The Accidental Soberista is polemical. With the ardour of the convert, Gunn wants to share her joy with everyone; which is captured quite cleverly by her book's cover design [above L]: emptying the wine-glass reveals a new world of clear head, clear skies, sunshine and fluffiness. But I think she and her editor have made a strategic error by emphasising her post-booze sporting triumphs. Successfully training for and completing a competitive marathon and a competitive triathlon is frankly unattainable for most people in the bar on any Saturday night. Humble-bragging about these achievements just makes it easier for Joe Boozer to flip her off as That Wagon Wagon and relegate sobriety to a winning-the-lotto fantasy.

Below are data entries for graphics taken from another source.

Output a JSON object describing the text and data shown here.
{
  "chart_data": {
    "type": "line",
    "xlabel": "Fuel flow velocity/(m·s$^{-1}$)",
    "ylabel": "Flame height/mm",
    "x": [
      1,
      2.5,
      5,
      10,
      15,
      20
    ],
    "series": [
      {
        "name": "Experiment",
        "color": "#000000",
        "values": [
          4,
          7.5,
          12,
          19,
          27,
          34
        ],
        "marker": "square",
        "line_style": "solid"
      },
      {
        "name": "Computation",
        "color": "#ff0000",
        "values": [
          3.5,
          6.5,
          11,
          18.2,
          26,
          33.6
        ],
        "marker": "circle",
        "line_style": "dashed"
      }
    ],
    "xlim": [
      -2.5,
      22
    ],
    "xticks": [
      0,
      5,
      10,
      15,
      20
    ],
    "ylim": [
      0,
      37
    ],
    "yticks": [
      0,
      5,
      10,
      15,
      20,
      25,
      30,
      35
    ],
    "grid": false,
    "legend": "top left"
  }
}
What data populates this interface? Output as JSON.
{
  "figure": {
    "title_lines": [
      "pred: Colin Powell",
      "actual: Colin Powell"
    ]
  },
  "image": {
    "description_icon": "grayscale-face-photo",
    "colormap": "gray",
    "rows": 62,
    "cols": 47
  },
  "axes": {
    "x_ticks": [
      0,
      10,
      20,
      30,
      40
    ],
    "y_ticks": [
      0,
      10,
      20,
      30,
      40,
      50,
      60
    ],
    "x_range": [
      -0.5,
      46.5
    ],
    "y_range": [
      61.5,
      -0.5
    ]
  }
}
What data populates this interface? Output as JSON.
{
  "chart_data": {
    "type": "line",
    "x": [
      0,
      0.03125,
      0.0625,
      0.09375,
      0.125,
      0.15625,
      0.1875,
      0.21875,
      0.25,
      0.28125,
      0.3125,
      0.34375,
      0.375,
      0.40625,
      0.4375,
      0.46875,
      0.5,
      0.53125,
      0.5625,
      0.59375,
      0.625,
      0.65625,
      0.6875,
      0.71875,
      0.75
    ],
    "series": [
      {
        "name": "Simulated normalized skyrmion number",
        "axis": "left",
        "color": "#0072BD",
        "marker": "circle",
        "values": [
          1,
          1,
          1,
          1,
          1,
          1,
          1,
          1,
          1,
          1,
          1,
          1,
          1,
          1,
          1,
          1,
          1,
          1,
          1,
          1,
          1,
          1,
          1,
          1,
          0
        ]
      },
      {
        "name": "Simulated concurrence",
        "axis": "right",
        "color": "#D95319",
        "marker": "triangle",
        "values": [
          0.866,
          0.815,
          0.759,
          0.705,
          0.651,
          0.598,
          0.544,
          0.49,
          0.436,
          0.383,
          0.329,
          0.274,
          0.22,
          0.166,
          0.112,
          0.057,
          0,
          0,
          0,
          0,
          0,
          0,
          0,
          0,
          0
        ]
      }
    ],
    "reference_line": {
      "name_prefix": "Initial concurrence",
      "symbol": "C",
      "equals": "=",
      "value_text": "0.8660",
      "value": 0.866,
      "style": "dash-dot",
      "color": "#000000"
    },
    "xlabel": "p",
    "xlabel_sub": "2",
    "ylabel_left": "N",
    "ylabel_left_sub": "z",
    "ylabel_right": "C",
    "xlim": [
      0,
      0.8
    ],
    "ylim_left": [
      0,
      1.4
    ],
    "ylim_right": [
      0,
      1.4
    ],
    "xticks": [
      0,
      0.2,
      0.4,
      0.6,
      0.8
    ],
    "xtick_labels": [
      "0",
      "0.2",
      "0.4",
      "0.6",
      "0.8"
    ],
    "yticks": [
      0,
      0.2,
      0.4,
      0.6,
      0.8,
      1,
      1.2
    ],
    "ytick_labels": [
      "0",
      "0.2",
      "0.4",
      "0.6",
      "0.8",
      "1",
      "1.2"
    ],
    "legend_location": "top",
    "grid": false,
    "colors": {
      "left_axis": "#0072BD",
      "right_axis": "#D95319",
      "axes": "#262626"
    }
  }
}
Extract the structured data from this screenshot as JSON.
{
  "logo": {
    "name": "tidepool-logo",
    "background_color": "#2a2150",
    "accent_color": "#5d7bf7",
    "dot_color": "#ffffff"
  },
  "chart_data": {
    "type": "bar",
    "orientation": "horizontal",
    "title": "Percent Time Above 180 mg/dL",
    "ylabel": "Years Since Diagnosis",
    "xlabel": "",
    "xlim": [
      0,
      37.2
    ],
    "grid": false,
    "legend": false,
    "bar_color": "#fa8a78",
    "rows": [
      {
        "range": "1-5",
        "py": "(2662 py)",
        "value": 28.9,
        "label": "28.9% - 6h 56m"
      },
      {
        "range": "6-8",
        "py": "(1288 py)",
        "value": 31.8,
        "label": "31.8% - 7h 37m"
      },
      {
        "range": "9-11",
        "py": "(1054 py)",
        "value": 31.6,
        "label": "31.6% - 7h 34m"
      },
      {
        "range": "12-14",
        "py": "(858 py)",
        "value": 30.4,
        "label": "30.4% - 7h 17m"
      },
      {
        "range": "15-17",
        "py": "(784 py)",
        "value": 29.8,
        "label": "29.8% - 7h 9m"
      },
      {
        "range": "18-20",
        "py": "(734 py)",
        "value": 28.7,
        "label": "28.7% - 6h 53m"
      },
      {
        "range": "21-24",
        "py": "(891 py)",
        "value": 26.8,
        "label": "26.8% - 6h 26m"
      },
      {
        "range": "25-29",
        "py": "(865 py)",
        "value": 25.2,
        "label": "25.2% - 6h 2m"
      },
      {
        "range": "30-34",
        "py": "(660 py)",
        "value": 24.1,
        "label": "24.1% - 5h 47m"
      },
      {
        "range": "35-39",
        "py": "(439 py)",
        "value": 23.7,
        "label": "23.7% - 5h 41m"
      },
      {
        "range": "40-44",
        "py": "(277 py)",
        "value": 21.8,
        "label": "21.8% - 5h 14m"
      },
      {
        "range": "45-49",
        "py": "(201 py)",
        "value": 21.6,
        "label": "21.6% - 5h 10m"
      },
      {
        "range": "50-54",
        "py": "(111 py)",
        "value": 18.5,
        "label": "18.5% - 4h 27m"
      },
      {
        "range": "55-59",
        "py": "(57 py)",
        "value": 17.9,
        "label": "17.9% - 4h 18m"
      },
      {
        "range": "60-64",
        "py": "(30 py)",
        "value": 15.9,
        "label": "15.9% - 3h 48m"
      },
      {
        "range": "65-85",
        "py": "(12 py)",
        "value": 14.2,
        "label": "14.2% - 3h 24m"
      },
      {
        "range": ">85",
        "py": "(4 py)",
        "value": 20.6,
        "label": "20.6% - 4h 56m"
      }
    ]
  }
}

I was on the wagon for the whole of 2012. Up to and including 2011, we had been in the habit of glugging down 2-3 bottles of plonk a week. That wasn't hang-over territory, although it defo required a designated driver if we were going out. At the beginning of 2012, the post-crash tide drained out of scientific funding and I was contracted down to one day a week of paid science-work. Time rich but cash poor. Three bottles of wine @ €7 is (7 x 3 x 52) €1,000 a year which was more or less what I was pulling in each month as a Senior Scientist. So I stopped consuming alcohol. It was a commercial decision and I didn't miss it. Years earlier I had, with the intelligence of a lab rat, made the connection between having four pints in a session and feeling like the armpit of Beelzebub the next day . . . so I never consumed 4 pints. Except when I did. Those instances were always when two pints drained my sense of judgement enough to take a third and then peer-pressure and the round of the generous hand delivered #4 to the table and I (now well buzzy in the head) lacked the will to let it go to waste. Maybe other folks'' hang-overs are different but I can't imagine embracing a life where I reliably feel wretched every weekend morning.
The Accidental Soberista is only 3 pints at Kennys or €0.00 on Borrowbox. It prattles along in a chatty and informative style and presents some quite sobering stats about the costs of alcohol in Ireland - malaise, road-traffic accidents, mental health, cirrhosis. Running a feckin' marathon is entirely optional but for you the cost-benefit equation might be food for thought?